The truth is that our captors have not been cruel to us, except in their indifference. They have treated us like animals and given us what animals need to subsist: food, water and shelter. It is difficult to hate them, however. One hates an enemy, but it is difficult to hate an oppressor that does not recognize that they are mistreating you. (Charlene begs to differ. She states that we are slaves and as such, she hates these chigs.) Still, there is a quality of detachment that makes it difficult for me to hold onto my hate for the chigs.

We are still human in only the loosest definition. Charlene says that we are still human and that's what has kept us sane. I, myself, wonder if we are sane. Charlene reminds me that Marion and Pilar and all the others are diminished if we become less than human. I wish I could think of something to say that would make us more noble or more memorable. I'll just say we did what we had to do. Goodbye.


N'boza walked into the room where the Secretary General and Torres awaited him. "So, Mr. Binjube, what do you think about the documents?" asked the Secretary General.

"They're heart-rending," said N'boza. "If there are relatives of these poor people I'm sure they'd want to know what happened."

"What did happen?" asked Torres.

"The chigs used 14 people as slaves to mine some sort of ore. They didn't provide the colonists sanitary conditions and the ore may have been radioactive. They died in about 5 months."

"Did the chigs mistreat them?" asked the Secretary General.

"Not precisely. There was not much recimination in these letters. The colonists thought the chigs treated them as less than human, sub-sentient."

"That wouldn't go over well in the newsnets," offered Torres.

"No. Can't let the newsnets start stirring up things," said the Secretary General. "You know what they did over that Aerotech scandal."
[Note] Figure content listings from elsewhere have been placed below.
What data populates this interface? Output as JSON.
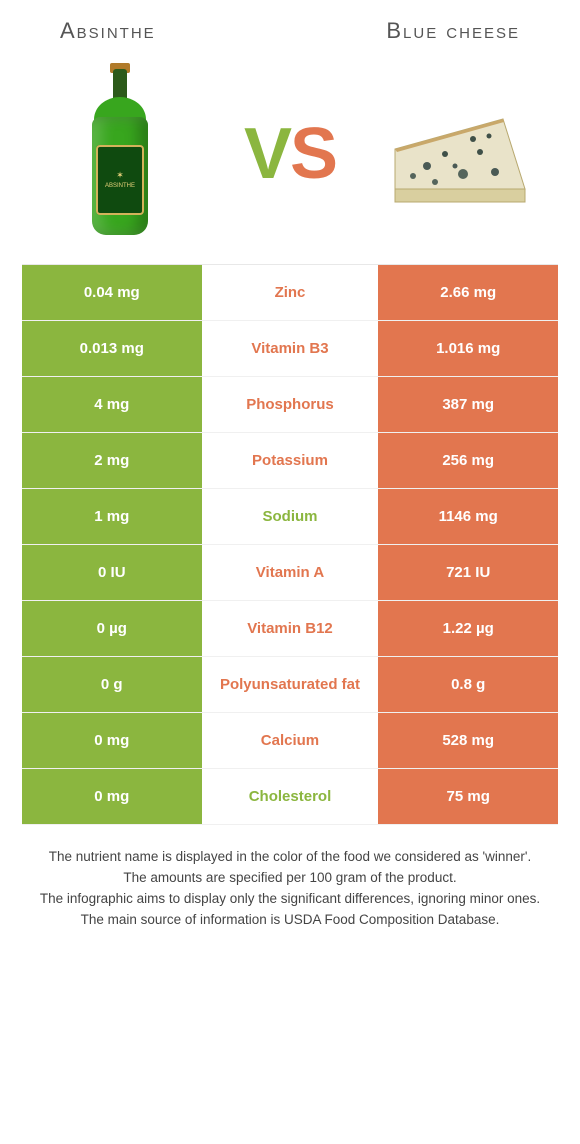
{
  "colors": {
    "green": "#8bb63f",
    "orange": "#e2764f"
  },
  "header": {
    "left_title": "Absinthe",
    "right_title": "Blue cheese",
    "vs_v": "V",
    "vs_s": "S",
    "bottle_label_lines": [
      "ABSINTHE"
    ]
  },
  "table": {
    "rows": [
      {
        "left": "0.04 mg",
        "name": "Zinc",
        "right": "2.66 mg",
        "winner": "right"
      },
      {
        "left": "0.013 mg",
        "name": "Vitamin B3",
        "right": "1.016 mg",
        "winner": "right"
      },
      {
        "left": "4 mg",
        "name": "Phosphorus",
        "right": "387 mg",
        "winner": "right"
      },
      {
        "left": "2 mg",
        "name": "Potassium",
        "right": "256 mg",
        "winner": "right"
      },
      {
        "left": "1 mg",
        "name": "Sodium",
        "right": "1146 mg",
        "winner": "left"
      },
      {
        "left": "0 IU",
        "name": "Vitamin A",
        "right": "721 IU",
        "winner": "right"
      },
      {
        "left": "0 µg",
        "name": "Vitamin B12",
        "right": "1.22 µg",
        "winner": "right"
      },
      {
        "left": "0 g",
        "name": "Polyunsaturated fat",
        "right": "0.8 g",
        "winner": "right"
      },
      {
        "left": "0 mg",
        "name": "Calcium",
        "right": "528 mg",
        "winner": "right"
      },
      {
        "left": "0 mg",
        "name": "Cholesterol",
        "right": "75 mg",
        "winner": "left"
      }
    ]
  },
  "notes": {
    "l1": "The nutrient name is displayed in the color of the food we considered as 'winner'.",
    "l2": "The amounts are specified per 100 gram of the product.",
    "l3": "The infographic aims to display only the significant differences, ignoring minor ones.",
    "l4": "The main source of information is USDA Food Composition Database."
  }
}
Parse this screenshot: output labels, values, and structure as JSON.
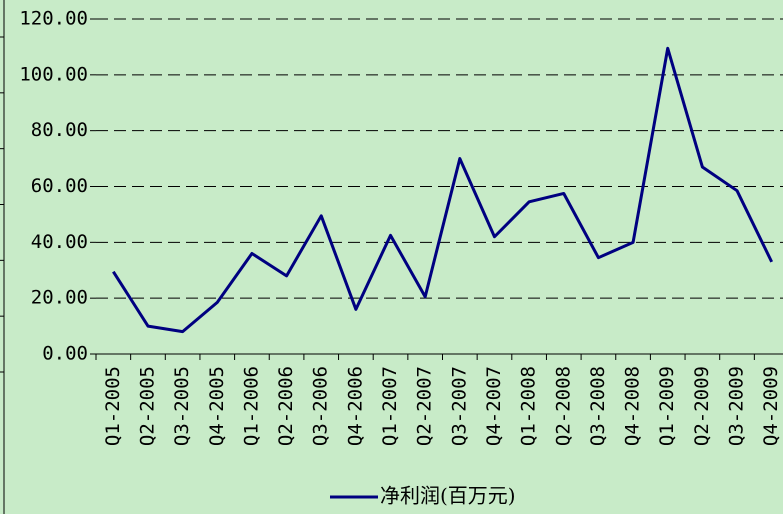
{
  "chart_data": {
    "type": "line",
    "categories": [
      "Q1-2005",
      "Q2-2005",
      "Q3-2005",
      "Q4-2005",
      "Q1-2006",
      "Q2-2006",
      "Q3-2006",
      "Q4-2006",
      "Q1-2007",
      "Q2-2007",
      "Q3-2007",
      "Q4-2007",
      "Q1-2008",
      "Q2-2008",
      "Q3-2008",
      "Q4-2008",
      "Q1-2009",
      "Q2-2009",
      "Q3-2009",
      "Q4-2009"
    ],
    "series": [
      {
        "name": "净利润(百万元)",
        "color": "#000080",
        "values": [
          29.5,
          10,
          8,
          18.5,
          36,
          28,
          49.5,
          16,
          42.5,
          20.5,
          70,
          42,
          54.5,
          57.5,
          34.5,
          40,
          109.5,
          67,
          58.5,
          33
        ]
      }
    ],
    "ylim": [
      0,
      120
    ],
    "yticks": [
      {
        "value": 0,
        "label": "0.00"
      },
      {
        "value": 20,
        "label": "20.00"
      },
      {
        "value": 40,
        "label": "40.00"
      },
      {
        "value": 60,
        "label": "60.00"
      },
      {
        "value": 80,
        "label": "80.00"
      },
      {
        "value": 100,
        "label": "100.00"
      },
      {
        "value": 120,
        "label": "120.00"
      }
    ],
    "grid": true,
    "legend": "bottom"
  }
}
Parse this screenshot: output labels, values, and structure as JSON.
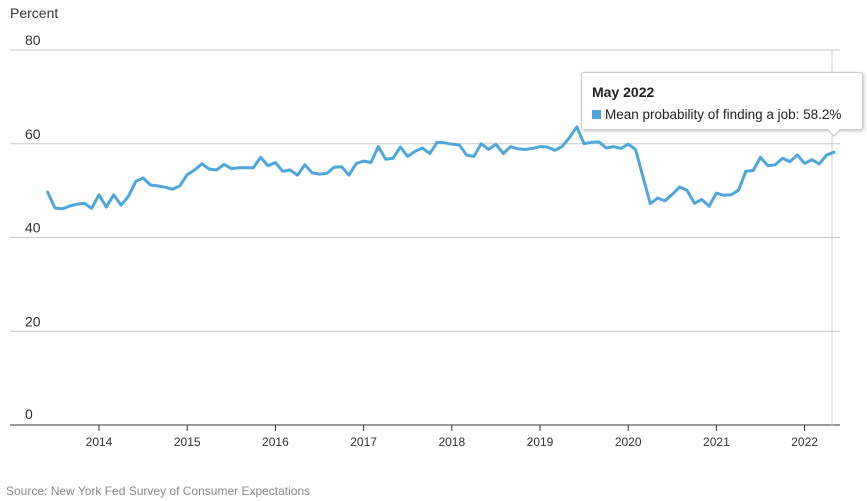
{
  "chart_data": {
    "type": "line",
    "ylabel": "Percent",
    "ylim": [
      0,
      80
    ],
    "yticks": [
      "0",
      "20",
      "40",
      "60",
      "80"
    ],
    "xticks": [
      "2014",
      "2015",
      "2016",
      "2017",
      "2018",
      "2019",
      "2020",
      "2021",
      "2022"
    ],
    "grid": "horizontal",
    "series": [
      {
        "name": "Mean probability of finding a job",
        "color": "#4ea6dc",
        "x": [
          "2013-06",
          "2013-07",
          "2013-08",
          "2013-09",
          "2013-10",
          "2013-11",
          "2013-12",
          "2014-01",
          "2014-02",
          "2014-03",
          "2014-04",
          "2014-05",
          "2014-06",
          "2014-07",
          "2014-08",
          "2014-09",
          "2014-10",
          "2014-11",
          "2014-12",
          "2015-01",
          "2015-02",
          "2015-03",
          "2015-04",
          "2015-05",
          "2015-06",
          "2015-07",
          "2015-08",
          "2015-09",
          "2015-10",
          "2015-11",
          "2015-12",
          "2016-01",
          "2016-02",
          "2016-03",
          "2016-04",
          "2016-05",
          "2016-06",
          "2016-07",
          "2016-08",
          "2016-09",
          "2016-10",
          "2016-11",
          "2016-12",
          "2017-01",
          "2017-02",
          "2017-03",
          "2017-04",
          "2017-05",
          "2017-06",
          "2017-07",
          "2017-08",
          "2017-09",
          "2017-10",
          "2017-11",
          "2017-12",
          "2018-01",
          "2018-02",
          "2018-03",
          "2018-04",
          "2018-05",
          "2018-06",
          "2018-07",
          "2018-08",
          "2018-09",
          "2018-10",
          "2018-11",
          "2018-12",
          "2019-01",
          "2019-02",
          "2019-03",
          "2019-04",
          "2019-05",
          "2019-06",
          "2019-07",
          "2019-08",
          "2019-09",
          "2019-10",
          "2019-11",
          "2019-12",
          "2020-01",
          "2020-02",
          "2020-03",
          "2020-04",
          "2020-05",
          "2020-06",
          "2020-07",
          "2020-08",
          "2020-09",
          "2020-10",
          "2020-11",
          "2020-12",
          "2021-01",
          "2021-02",
          "2021-03",
          "2021-04",
          "2021-05",
          "2021-06",
          "2021-07",
          "2021-08",
          "2021-09",
          "2021-10",
          "2021-11",
          "2021-12",
          "2022-01",
          "2022-02",
          "2022-03",
          "2022-04",
          "2022-05"
        ],
        "values": [
          49.7,
          46.3,
          46.1,
          46.7,
          47.1,
          47.3,
          46.2,
          49.1,
          46.5,
          49.1,
          46.9,
          48.8,
          52.0,
          52.7,
          51.2,
          51.0,
          50.7,
          50.3,
          51.0,
          53.4,
          54.4,
          55.7,
          54.6,
          54.4,
          55.6,
          54.7,
          54.9,
          54.9,
          54.9,
          57.1,
          55.3,
          56.0,
          54.1,
          54.4,
          53.3,
          55.5,
          53.8,
          53.5,
          53.7,
          55.0,
          55.1,
          53.3,
          55.8,
          56.3,
          56.0,
          59.4,
          56.7,
          56.9,
          59.3,
          57.3,
          58.4,
          59.1,
          57.9,
          60.3,
          60.2,
          59.9,
          59.8,
          57.6,
          57.3,
          60.0,
          58.8,
          59.9,
          57.9,
          59.4,
          58.9,
          58.8,
          59.0,
          59.4,
          59.3,
          58.6,
          59.4,
          61.3,
          63.6,
          60.0,
          60.3,
          60.4,
          59.1,
          59.4,
          59.0,
          59.9,
          58.8,
          53.0,
          47.2,
          48.4,
          47.8,
          49.2,
          50.8,
          50.1,
          47.3,
          48.1,
          46.7,
          49.5,
          49.0,
          49.1,
          50.1,
          54.1,
          54.3,
          57.1,
          55.3,
          55.5,
          56.9,
          56.2,
          57.6,
          55.8,
          56.6,
          55.7,
          57.6,
          58.2
        ]
      }
    ]
  },
  "tooltip": {
    "title": "May 2022",
    "text": "Mean probability of finding a job: 58.2%"
  },
  "source": "Source: New York Fed Survey of Consumer Expectations"
}
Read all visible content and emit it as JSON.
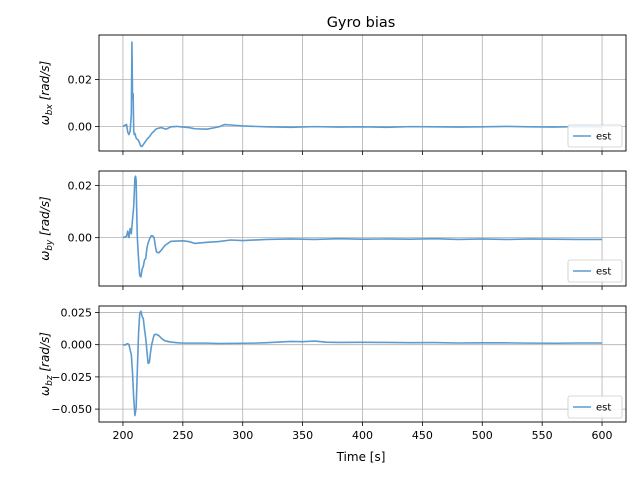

"So, N'boza, what do you think?" asked the Secretary General, watching him with those dark, nearly black-irised eyes.

N'boza felt the noose drop over his neck. He thought about the poor people left on Chromis and he thought about his career. There was really no decision to make. These people were dead and he was alive. That made his decision to keep being an under-flunky easier. "If it was me, I'd want to know what happened, but to tell the truth, I fear that these letters will remind people about the war atrocities. It might be best to let these letters wait for a decade or two."

The Secretary General nodded. N'boza knew he'd made the right decision. A prudent political solution. The Secretary thanked N'boza for his work, and took the folio from him. As N'boza went through the camouflaged door, he saw the Secretary General drop the first of the letters into the shredding machine.